# Tommorrow!



## Burnt Drag (Jun 3, 2008)

We've got an 8 hour walk-on tommorrow. Normally we won't run unless we get 9, I'm running with 8 tommorrow, so if any members want to get in on an un-crowded fishing trip, call us. 850-492-0003. The boat is docked at Southwind Marina less than a mile west of Blue Angel Parkway off Gulf Beach Hwy. We leave @ 7am... Special to members, $100.00.... Don't roll me under the bus with the non members paying 120... 

www.aquaventurecharters.com 

The boat is 42' and we're certified for 22, we never fish more than 17 unless it's snapper season.

Oh... 1-2' seas!


----------



## Captdroot (Jan 18, 2012)

*Good luck*

Hope ya get that decent weather and a good crowd. Would love to go, but tied up for a few days.


----------



## whome (Oct 2, 2007)

Great deal with a great captain! Post a report when you get back buddy!


----------



## skiff man99 (Oct 4, 2007)

Heck of a deal to fish on a good boat!


----------



## Burnt Drag (Jun 3, 2008)

Capt. Jon Pinney said:


> Great deal with a great captain! Post a report when you get back buddy!
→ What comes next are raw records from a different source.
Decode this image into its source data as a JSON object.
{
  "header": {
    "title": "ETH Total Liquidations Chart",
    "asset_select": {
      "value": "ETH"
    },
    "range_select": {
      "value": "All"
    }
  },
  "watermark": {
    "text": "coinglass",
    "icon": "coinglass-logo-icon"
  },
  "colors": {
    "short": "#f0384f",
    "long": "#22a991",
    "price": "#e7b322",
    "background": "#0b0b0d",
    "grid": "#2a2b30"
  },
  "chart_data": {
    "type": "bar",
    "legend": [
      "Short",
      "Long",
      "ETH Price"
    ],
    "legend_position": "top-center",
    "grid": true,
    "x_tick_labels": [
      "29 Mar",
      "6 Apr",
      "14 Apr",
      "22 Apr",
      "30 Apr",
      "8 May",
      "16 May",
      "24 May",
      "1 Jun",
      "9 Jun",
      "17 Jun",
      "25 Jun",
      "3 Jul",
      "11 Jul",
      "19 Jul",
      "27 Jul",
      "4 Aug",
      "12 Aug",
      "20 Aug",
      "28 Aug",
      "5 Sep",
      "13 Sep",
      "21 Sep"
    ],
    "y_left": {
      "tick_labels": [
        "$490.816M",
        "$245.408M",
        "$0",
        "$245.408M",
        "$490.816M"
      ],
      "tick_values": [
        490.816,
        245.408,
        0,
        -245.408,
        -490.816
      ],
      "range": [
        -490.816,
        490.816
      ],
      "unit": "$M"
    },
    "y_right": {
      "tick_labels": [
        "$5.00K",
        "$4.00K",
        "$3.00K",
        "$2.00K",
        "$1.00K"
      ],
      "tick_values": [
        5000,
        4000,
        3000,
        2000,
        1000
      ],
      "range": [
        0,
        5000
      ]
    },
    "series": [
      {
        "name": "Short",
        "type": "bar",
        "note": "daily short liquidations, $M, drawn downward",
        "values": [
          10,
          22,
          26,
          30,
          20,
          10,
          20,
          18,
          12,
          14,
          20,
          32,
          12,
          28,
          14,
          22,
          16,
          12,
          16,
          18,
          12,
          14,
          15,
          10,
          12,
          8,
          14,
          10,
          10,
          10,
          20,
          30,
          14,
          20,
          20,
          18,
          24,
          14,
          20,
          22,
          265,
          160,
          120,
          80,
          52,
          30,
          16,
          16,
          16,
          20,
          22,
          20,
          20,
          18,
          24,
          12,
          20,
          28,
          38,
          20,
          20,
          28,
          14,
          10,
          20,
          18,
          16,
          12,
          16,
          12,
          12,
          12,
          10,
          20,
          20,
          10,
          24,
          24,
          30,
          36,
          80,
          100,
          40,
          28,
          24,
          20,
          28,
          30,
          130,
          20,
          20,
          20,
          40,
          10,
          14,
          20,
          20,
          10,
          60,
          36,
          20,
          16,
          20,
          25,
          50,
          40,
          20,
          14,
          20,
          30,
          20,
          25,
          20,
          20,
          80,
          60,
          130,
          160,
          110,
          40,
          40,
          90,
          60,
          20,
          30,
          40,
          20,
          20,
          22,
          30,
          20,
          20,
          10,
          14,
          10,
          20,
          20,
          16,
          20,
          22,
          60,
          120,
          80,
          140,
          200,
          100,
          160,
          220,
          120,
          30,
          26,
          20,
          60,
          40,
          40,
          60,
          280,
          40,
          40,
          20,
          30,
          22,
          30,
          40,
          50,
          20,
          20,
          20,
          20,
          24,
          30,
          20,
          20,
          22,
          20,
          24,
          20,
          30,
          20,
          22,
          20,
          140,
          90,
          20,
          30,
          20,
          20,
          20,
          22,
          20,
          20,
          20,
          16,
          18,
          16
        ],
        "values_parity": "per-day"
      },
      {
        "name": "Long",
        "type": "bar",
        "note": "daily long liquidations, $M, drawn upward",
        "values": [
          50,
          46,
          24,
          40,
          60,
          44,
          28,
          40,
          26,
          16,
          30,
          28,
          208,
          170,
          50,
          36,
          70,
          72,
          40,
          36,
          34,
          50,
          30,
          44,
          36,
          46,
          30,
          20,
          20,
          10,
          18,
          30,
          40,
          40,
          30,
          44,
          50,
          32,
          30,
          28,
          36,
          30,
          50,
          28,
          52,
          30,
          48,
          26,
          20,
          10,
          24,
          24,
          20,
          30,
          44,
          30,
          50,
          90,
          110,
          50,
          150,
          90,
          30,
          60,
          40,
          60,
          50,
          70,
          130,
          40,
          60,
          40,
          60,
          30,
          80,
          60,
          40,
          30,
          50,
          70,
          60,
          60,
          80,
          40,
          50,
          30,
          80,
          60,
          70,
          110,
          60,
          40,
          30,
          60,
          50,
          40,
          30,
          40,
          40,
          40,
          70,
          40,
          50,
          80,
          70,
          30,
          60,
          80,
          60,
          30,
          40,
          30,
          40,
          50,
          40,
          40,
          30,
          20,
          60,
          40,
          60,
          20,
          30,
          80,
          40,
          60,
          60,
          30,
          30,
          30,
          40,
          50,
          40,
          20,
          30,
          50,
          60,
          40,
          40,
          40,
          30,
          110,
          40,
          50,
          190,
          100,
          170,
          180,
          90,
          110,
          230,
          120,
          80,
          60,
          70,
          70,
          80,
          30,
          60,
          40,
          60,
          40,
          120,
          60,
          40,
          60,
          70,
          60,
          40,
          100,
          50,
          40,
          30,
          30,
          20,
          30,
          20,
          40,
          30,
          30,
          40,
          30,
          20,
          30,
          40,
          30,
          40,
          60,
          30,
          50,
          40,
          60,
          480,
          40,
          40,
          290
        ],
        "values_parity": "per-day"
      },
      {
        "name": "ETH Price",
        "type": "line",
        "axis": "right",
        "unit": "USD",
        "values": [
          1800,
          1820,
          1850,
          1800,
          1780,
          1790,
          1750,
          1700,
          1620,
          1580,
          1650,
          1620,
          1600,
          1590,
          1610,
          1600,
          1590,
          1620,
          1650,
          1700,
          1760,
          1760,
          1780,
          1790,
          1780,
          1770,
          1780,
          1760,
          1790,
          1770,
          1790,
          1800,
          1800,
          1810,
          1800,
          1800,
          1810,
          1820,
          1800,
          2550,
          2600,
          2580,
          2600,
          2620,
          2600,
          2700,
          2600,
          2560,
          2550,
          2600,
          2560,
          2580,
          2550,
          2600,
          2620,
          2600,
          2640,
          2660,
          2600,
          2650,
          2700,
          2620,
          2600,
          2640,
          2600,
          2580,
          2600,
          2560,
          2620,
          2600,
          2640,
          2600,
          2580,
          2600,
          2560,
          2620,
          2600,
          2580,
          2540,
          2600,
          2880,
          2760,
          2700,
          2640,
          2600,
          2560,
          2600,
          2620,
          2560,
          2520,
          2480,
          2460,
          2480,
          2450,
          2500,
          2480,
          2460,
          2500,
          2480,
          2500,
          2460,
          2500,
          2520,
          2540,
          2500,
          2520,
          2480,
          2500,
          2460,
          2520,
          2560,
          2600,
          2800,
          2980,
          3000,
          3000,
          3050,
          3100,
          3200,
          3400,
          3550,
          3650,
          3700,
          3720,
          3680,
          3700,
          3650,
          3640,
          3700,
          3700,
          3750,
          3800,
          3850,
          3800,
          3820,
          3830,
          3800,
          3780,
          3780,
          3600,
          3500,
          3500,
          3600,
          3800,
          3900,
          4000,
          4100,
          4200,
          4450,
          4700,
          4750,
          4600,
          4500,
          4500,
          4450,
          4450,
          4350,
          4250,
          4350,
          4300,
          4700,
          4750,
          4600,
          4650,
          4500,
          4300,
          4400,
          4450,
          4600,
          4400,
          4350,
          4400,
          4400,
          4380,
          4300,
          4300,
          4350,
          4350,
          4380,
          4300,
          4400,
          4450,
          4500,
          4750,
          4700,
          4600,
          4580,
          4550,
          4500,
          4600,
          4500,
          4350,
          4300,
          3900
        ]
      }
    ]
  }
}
Jon, we hit alot of spots, it was rough and cold early, but the wind began laying off about 10 am. The first 2 spots marked lots of fish that didn't bite. 3rd spot, was slow, 2triggers and few mingo, but heck, the moon was HUGE all the night before. We pulled 6 or 7 mingos and a couple of triggers on the next one. Then we moved on south to 3 more small spots and pulled 9 more triggers and many more Crabtrees. Then we went a bit deeper and caught lots more porgies, Roy's , and triggers. Several throwback jacks, and scamp,.. not a huge catch, but everyone left with multiple bags of filets. I had a great time drinking coffee and visiting with friends on the VHF. Bonus... wife packed me a shrimp sandwich....


----------



## submariner (Oct 2, 2007)

sounds like it was a fun day and very affordable for day on the water thks for posting


----------



## eggs over easy (Jun 1, 2012)

Capt. Jon Pinney said:


> Great deal with a great captain! Post a report when you get back buddy!


I'll second that, Was on that boat before the current limits and had a blast! Went another time after the new limits...he pulled us right into the middle of some boats, on his spot i presume...we dropped and pretty much everybody had a fish on in a minute or so...all while the boats around us had nary a bite! fun time, great boat


----------



## whome (Oct 2, 2007)

Burnt Drag said:


> Jon, we hit alot of spots, it was rough and cold early, but the wind began laying off about 10 am. The first 2 spots marked lots of fish that didn't bite. 3rd spot, was slow, 2triggers and few mingo, but heck, the moon was HUGE all the night before. We pulled 6 or 7 mingos and a couple of triggers on the next one. Then we moved on south to 3 more small spots and pulled 9 more triggers and many more Crabtrees. Then we went a bit deeper and caught lots more porgies, Roy's , and triggers. Several throwback jacks, and scamp,.. not a huge catch, but everyone left with multiple bags of filets. I had a great time drinking coffee and visiting with friends on the VHF. Bonus... wife packed me a shrimp sandwich....


Good Job Captain! Hope you guys have a great year! :notworthy:


----------